Key to the popularity of his whiskey were Meredith’s advertising campaigns. His signs were painted on barn sides and rock outcroppings for miles around East Liverpool. He maintained a boat that was moored on the Ohio River and carried a mural advertising his products. One hot August day he even distributed hand fans to Temperance marchers that had an plug for his whiskey printed on the back.

Meredith’s knack for publicity was matched by the themes of his advertising. His newspaper ads and container labels insisted that the whiskey was “pure,” once again exhibiting his merchandising savvy. The hottest consumer issue of the decade was the safety of merchandised food and drink products. The Pure Food and Drug Act would be enacted a several years later and “purity” had the same draw as “all natural” does today. Diamond Club’s purity, Meredith announced, made it “the safest whiskey on earth” for medical purposes. He claimed that one “nip” was worth 10 doses of medicine and boasted that his liquor had been “officially recognized” by the medical profession. How and where, he did not elaborate.

By stressing his whiskey’s therapeutic rather than its lubricating qualities Meredith also was attempting to circumvent the burgeoning Temperance Movement. The business of selling “the safest whiskey on earth for medicinal use” expanded rapidly. Within a decade Meredith was one of North America’s largest whiskey distributors, serving a clientele, as he put it, “from Maine to California and Canada to the Gulf.”

This canny, self-promoting businessman also saw the customer appeal that bottling his whiskey in a whiteware china jug might have. He talked his former employers at KT&K into shaping a distinctive container, one with a graceful tapering body, a serpent handle, a fancy over-glaze label and plenty of gold trimming. On April 4, 1891, the East Liverpool DAILY CRISIS ran an ad stating: “The G.W. Meredith Co. is offering its Diamond Club Pure Rye Whiskey in china jugs that will come in three sizes.” The KT&K whiskey jug was launched -- every one of the bearing the message: “Expressly for Medicinal Purposes.” He also approved a striking design for an “1880” Meredith Rye.

As Meredith grew in wealth and prestige, he branched out in East Liverpool, organizing and becoming principal stockholder in the Crockery City Brewing & Ice Company. He also helped found and later became the president of The Colonial Company, a pottery with six kilns. Greg Johnson’s mug bears the Colonial mark, as does a Meredith stein bearing three monks, also shown here.

The town Meredith had adopted as his own ultimately disappointed him. In 1907 the Temperance marchers had their way when East Liverpool by local option voted itself dry.
He retaliated by eliminating the town name from his bottles and jugs and in 1908 moved his whiskey operations to Pittsburgh.

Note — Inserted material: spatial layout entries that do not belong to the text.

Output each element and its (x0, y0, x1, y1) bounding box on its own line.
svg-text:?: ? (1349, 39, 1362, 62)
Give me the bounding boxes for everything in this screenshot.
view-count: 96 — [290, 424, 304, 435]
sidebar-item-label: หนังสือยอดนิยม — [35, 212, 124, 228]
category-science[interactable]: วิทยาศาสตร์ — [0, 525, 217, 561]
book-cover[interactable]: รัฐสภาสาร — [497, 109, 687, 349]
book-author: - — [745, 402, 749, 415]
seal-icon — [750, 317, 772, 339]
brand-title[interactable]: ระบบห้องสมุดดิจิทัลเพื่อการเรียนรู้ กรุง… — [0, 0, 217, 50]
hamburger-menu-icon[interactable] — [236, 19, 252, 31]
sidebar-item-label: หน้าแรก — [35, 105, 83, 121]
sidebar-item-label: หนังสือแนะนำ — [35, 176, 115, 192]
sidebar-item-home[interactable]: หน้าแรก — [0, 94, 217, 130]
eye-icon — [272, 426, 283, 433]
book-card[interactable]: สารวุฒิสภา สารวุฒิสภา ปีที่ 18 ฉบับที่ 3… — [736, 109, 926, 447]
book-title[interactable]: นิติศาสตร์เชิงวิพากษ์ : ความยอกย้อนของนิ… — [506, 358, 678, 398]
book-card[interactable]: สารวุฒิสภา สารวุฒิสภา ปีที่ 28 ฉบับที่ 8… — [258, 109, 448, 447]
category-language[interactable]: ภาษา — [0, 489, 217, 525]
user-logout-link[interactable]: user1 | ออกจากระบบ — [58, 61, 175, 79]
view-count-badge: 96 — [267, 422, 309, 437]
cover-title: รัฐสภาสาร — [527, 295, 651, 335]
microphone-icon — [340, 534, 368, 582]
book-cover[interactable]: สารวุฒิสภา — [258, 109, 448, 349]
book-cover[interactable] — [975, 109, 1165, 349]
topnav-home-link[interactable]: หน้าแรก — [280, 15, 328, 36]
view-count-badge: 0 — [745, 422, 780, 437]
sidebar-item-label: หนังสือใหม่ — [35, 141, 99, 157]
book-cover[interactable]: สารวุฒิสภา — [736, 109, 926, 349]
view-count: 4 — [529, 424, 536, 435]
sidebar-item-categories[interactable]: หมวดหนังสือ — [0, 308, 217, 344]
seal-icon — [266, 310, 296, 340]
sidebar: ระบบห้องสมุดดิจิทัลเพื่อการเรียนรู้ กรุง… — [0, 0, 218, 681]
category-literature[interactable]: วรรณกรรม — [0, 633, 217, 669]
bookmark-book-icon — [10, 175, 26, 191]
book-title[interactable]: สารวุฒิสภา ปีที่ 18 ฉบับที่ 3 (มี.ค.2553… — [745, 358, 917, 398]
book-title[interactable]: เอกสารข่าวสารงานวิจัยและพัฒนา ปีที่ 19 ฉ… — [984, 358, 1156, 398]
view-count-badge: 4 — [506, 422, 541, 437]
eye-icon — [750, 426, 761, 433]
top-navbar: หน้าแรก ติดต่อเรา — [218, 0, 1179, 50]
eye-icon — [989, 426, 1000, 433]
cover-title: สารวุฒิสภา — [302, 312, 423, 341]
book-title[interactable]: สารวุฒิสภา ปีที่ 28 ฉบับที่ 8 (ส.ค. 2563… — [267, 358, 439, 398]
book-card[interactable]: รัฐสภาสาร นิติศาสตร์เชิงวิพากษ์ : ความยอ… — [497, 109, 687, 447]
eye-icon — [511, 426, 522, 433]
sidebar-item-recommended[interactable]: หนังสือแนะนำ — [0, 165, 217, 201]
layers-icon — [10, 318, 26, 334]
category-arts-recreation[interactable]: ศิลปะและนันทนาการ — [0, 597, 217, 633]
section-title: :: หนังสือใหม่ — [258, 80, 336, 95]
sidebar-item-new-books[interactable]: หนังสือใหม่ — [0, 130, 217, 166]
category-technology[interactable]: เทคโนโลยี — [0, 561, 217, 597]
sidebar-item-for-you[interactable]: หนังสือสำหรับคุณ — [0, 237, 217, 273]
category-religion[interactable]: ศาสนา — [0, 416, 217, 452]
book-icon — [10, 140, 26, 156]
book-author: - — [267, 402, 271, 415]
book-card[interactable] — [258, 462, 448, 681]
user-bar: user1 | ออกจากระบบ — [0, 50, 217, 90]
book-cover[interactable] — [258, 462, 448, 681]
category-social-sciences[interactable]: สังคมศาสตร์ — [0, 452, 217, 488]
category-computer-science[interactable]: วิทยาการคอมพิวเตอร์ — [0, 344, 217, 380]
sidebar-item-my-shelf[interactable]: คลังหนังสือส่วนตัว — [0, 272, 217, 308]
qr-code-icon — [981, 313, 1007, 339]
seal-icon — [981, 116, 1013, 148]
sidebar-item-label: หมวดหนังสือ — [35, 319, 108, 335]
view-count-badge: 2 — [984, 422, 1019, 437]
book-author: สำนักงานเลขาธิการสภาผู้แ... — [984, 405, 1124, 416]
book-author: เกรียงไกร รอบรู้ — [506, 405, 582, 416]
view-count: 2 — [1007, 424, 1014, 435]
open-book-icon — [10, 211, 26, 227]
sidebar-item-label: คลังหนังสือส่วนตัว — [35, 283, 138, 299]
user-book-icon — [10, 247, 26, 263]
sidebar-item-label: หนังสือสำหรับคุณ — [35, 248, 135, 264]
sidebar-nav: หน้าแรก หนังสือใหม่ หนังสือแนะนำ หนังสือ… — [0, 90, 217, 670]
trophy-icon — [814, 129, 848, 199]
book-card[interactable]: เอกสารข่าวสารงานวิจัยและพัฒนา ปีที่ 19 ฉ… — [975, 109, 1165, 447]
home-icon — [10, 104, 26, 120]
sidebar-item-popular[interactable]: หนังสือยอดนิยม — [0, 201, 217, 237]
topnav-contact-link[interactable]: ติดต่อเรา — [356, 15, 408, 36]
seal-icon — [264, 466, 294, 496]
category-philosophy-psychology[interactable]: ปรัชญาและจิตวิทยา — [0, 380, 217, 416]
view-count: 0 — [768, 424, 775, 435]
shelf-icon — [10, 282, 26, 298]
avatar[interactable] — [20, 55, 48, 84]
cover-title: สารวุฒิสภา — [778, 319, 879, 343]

After National Prohibition wiped out his liquor business there in 1920, Meredith migrated to Atlantic City, N.J., where he is said to have made another fortune in real estate. He also bottled a soft drink called “Whistle,” an orange-flavored beverage that had been invented in St. Louis just as Prohibition began. He died in Atlantic City in 1924 at the age of 74.

Meredith’s legacy is in the many advertising artifacts he left behind, ranging from a tiny watch fob in the shape of a jug to a giant ornate lamp stand. Greg Johnson’s recent find of the Diamond Club mug is a strong reminder of the genius of this pre-Prohibition whiskey man.